Раньше, в сценарии, Шурика звали Владиком — но имя артиста прилипло к герою намертво. Возможно, повлияло и то, что перед «Операцией» Демьяненко дважды сыграл чекистов в «Сотруднике ЧК» и «Государственном преступнике», а молодых офицеров ГБ за глаза звали шуриками в честь их босса «Железного Шурика» Шелепина. Гайдай уже придумал и обкатал заветную троицу Никулин — Вицин — Моргунов на «Псе Барбосе» и «Самогонщиках», прощупал актерские, а не клоунские данные двух из них в «Деловых людях», там же освоил трехактную структуру: ясно было, что эксцентрика спринтерский жанр, долгих повествований не терпит, а значит, нужно собирать «коротышки» в альманах. Все было готово и трепыхалось, как ракета на старте. Три предельно узнаваемых антиобщественных типа, заново вошедшая в моду стилистика немого кино, полузапретный, а оттого предельно востребованный целевой аудиторией студенческий миф, с виду неловкий, но с блестящей акробатической подготовкой артист Демьяненко, огневой композитор Зацепин и новая мобильная, смешливая, реактивная аудитория из подросших детей бэби-бума — могло ли это не совпасть, не сработать, не выстрелить?

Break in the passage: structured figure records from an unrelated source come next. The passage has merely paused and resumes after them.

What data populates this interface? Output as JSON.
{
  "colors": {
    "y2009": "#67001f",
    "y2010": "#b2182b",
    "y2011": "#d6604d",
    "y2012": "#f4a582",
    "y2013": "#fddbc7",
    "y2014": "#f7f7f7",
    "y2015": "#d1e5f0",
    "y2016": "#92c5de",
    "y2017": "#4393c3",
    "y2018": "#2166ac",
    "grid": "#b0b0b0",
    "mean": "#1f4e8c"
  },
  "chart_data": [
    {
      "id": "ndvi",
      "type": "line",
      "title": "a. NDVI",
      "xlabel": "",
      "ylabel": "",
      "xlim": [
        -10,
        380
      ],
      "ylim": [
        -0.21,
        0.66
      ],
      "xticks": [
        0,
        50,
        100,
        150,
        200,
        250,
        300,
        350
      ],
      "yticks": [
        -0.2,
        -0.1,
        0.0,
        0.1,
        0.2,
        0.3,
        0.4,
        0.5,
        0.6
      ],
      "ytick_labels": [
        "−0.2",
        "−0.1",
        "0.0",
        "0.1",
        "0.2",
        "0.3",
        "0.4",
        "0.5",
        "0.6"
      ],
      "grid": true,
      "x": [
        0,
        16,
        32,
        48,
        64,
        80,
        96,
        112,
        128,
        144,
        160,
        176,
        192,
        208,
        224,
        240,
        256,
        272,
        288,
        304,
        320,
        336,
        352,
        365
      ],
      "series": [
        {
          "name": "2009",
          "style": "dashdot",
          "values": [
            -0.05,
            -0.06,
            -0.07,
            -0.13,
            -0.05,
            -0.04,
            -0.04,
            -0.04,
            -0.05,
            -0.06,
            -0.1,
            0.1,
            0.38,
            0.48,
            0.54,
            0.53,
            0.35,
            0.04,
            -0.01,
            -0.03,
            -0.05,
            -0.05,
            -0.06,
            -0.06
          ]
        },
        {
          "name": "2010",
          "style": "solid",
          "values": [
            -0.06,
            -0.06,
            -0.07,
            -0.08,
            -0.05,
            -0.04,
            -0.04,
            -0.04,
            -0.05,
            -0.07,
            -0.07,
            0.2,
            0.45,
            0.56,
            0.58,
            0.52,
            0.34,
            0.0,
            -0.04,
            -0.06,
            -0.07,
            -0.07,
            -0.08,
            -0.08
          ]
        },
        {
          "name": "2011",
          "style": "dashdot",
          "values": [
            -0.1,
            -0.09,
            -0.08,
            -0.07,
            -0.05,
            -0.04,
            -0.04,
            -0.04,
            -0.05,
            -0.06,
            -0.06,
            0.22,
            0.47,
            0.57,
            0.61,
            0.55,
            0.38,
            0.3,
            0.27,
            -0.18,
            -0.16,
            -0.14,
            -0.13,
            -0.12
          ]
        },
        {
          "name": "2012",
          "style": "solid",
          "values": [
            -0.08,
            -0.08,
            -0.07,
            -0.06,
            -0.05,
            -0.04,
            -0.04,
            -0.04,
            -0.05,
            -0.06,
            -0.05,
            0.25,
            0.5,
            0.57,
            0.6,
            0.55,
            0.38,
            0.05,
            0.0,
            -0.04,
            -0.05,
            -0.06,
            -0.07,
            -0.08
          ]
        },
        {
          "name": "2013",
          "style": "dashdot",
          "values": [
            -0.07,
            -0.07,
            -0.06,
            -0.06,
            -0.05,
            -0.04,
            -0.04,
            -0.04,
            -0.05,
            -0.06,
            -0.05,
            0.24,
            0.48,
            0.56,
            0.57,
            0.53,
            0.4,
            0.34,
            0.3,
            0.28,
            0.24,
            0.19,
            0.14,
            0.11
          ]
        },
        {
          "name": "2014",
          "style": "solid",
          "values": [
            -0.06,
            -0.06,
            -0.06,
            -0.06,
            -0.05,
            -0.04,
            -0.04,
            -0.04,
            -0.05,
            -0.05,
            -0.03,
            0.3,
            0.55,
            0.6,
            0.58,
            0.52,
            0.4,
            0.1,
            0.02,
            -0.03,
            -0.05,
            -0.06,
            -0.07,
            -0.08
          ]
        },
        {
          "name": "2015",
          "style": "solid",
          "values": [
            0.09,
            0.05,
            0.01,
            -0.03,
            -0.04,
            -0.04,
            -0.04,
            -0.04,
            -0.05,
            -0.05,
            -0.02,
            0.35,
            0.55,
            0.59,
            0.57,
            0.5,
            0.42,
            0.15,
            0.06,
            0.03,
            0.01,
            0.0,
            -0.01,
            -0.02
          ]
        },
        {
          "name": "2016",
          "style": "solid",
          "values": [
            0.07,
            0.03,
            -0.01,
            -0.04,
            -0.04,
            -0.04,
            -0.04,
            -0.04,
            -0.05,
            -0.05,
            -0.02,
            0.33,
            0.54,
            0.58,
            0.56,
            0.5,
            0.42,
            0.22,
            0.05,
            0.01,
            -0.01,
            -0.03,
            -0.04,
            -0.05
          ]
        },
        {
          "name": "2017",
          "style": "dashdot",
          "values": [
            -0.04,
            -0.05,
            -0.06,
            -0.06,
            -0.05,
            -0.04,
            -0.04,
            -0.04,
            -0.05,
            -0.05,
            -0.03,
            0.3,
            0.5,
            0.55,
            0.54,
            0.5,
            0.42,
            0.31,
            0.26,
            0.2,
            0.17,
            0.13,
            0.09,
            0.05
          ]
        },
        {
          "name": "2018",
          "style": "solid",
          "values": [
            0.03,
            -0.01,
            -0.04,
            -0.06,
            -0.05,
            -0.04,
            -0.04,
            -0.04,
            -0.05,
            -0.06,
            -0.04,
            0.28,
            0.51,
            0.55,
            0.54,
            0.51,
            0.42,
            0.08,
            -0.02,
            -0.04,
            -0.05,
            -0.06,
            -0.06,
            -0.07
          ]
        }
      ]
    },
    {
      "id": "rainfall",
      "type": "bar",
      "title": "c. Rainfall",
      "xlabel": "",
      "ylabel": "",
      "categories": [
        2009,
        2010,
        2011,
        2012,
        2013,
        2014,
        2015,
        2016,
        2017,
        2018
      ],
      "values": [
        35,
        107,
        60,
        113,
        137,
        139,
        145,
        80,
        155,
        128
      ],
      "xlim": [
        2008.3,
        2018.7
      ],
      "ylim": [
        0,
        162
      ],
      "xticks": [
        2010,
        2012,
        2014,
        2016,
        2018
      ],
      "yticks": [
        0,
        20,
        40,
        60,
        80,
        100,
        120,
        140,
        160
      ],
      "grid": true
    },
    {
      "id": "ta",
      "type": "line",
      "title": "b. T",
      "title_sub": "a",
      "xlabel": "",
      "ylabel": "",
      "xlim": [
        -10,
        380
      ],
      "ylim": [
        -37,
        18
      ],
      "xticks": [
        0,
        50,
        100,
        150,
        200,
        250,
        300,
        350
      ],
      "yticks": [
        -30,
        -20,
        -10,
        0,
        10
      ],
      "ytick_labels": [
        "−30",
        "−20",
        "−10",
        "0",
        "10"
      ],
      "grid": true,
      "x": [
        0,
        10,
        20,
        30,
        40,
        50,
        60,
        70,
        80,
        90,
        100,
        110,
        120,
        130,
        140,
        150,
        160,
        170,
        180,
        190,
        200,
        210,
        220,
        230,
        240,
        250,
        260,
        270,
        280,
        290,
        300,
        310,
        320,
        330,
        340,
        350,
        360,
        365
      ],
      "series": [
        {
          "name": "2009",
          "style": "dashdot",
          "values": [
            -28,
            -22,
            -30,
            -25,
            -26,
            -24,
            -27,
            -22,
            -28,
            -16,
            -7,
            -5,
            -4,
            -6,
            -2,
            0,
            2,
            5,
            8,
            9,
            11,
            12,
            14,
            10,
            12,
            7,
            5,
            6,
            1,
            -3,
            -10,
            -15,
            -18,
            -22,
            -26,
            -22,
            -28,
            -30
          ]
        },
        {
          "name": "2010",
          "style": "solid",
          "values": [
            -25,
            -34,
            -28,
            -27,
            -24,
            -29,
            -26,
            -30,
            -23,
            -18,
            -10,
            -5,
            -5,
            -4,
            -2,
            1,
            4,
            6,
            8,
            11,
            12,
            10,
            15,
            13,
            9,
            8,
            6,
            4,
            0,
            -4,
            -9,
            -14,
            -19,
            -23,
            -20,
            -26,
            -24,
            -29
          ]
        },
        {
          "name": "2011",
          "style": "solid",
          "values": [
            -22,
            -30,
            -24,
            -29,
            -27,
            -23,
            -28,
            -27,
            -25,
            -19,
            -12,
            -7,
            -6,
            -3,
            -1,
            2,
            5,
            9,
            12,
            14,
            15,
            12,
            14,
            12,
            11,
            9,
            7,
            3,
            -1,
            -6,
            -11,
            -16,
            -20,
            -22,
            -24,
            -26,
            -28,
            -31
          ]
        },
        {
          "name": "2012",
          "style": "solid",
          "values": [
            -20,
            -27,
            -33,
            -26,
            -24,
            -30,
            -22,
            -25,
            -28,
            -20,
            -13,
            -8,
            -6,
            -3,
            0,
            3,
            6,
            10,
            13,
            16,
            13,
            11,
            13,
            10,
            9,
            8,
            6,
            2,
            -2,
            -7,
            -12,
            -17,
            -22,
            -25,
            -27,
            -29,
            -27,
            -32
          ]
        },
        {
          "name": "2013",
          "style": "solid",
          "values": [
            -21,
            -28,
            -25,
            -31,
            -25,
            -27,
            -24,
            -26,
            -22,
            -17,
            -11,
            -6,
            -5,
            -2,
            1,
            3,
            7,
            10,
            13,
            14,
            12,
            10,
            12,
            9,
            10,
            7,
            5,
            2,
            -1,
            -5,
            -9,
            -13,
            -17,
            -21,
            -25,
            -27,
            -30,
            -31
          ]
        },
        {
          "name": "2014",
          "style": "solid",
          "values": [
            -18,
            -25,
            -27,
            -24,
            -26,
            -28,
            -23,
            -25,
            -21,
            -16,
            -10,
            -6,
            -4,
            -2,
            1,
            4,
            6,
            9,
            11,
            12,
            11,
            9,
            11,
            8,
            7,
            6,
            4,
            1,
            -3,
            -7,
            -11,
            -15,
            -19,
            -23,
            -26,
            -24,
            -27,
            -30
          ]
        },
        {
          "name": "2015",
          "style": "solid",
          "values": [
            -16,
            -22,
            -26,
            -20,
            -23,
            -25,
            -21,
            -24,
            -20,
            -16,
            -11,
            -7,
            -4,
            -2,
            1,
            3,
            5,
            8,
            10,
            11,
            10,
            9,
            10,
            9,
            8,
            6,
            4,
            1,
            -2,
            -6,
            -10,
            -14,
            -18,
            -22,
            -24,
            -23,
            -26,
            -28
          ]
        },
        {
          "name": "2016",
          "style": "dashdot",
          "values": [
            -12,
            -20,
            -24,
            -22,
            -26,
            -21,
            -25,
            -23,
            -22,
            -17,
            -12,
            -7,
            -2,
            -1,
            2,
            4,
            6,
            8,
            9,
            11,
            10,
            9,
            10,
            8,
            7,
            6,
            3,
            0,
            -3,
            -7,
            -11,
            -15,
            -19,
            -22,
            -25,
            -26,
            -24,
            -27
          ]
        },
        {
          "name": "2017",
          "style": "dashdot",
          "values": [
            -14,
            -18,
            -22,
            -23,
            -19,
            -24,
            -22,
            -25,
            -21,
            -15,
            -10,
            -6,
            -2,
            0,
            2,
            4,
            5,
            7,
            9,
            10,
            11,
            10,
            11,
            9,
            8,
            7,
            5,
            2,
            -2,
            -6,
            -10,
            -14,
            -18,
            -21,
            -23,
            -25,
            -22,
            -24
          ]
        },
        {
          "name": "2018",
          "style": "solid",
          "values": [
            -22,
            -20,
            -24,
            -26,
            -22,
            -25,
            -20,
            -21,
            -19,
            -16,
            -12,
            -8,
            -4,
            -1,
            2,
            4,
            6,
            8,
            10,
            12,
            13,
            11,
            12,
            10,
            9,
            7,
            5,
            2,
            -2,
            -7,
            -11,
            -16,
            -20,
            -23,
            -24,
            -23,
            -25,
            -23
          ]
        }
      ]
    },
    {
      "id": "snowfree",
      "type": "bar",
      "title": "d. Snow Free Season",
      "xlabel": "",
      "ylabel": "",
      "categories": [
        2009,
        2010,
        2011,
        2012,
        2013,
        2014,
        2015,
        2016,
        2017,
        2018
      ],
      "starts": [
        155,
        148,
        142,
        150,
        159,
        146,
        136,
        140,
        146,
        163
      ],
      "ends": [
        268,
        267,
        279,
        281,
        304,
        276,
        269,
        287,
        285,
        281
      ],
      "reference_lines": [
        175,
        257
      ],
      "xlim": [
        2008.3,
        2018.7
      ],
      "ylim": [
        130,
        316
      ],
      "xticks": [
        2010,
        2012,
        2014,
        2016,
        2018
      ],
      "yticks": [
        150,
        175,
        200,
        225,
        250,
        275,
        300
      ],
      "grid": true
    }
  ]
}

«Операция “Ы”» стала чемпионом проката, побив рекорд «Человека-амфибии».
«Кавказская пленница» стала чемпионом проката, побив рекорд «Операции “Ы”».
Шурик жег.
«Студдент», — сказал ему Федя в момент административного ареста, и видно было, что это ругательство, причем ругательство народное. Шурик ответил с прибором, с верхом, с горочкой: получив чувствительных пинков с Феди и Балбеса, он в «Операции» и «Пленнице» повел настоящую вендетту против пятых точек противника: Феде всыпал розог, троице — по соразмерному шприцу, а товарищу Саахову — два ствола крупнокалиберной кристаллической соли. «Шурик, это не наши методы», — тревожно заканючили воспитуемые и как-то сразу перешли на «вы». Способность подвергнуть унизительным процедурам весьма крупных и социально опасных мужчин перевела очкарика и представляемое им меньшинство из категории безопасных мозгляков в почтенный ранг «бойцовый кролик».
Сохранив сословную деликатность и заботу о пассажирах с детьми, он яростно бился за народное добро на рапирах, ведрах, балалайках и отбойных молотках. Самостоятельно зарабатывал («Я вам денежку принес за квартиру за январь»). Уже в 65-м не хныкал на кризис легкой промышленности, а носил вполне справные джинсики — хоть и короткие, хоть и польские, хоть и собакой покусанные, а все ж с заклепочками где надо и простроченные по всей длине. Развалил часовню. Прыгал с коня в драндулет. И даже в три часа ночи мог показать, как пройти в библиотеку.
Ясно, что все богини Москвы и черноморского побережья в белых босоножках были его. Конечно, читать им стихи шестидесятнического идола Ярослава Смелякова было необязательно: они ломали и ритм, и смешливую интонацию — но без стихов студенту никуда, а много более уместный Николай Глазков («От ерунды зависит многое, / И, верный милым пустякам, / Готов валяться я у ног ее / Из-за любви к ее ногам») в те годы печатался только в самиздате — лично и придумав это слово.
Еще один вкусовой промах заметил лучший из гайдаеведов Сергей Добротворский (ныне более известный по мемуарам вдовы[8]
). Федя жмется среди луж под обстрелом отбойного молотка. В 65-м ему 41 — стало быть, воевал и, как втыкаются рядом пули в песок, знает; хохмить над этим следующим поколениям Шуриков необязательно. И Гайдай, и Никулин, и сам Алексей Смирнов прошли фронт — возможно, поэтому и не придали значения. Смешно же — так пусть будет.Советский Союз менялся, все решительнее порывая с пещерными порядками люмпенских окраин. Городской житель почуял силу и численное преимущество и вышел на бой с деклассированными балбесами, а после и с похотливыми ответработниками курортной зоны. Богом этой войны, образцовым ее орденоносцем стал обобщенный студент технического и гуманитарного направлений (технари в фольклорные экспедиции не ездят) товарищ Шурик.
«Бить будете?» — спросили балбесы.
«Нет, — отвечал Шурик. — Проводить воспитательную работу».
И всем становилось ясно, что будет именно бить.
Аккуратно, но сильно.
1966. Обуржуазивание
За десятилетия плавного дрейфа от советского вчера у нас сложился незыблемый канон юбилейной ретро-передачи.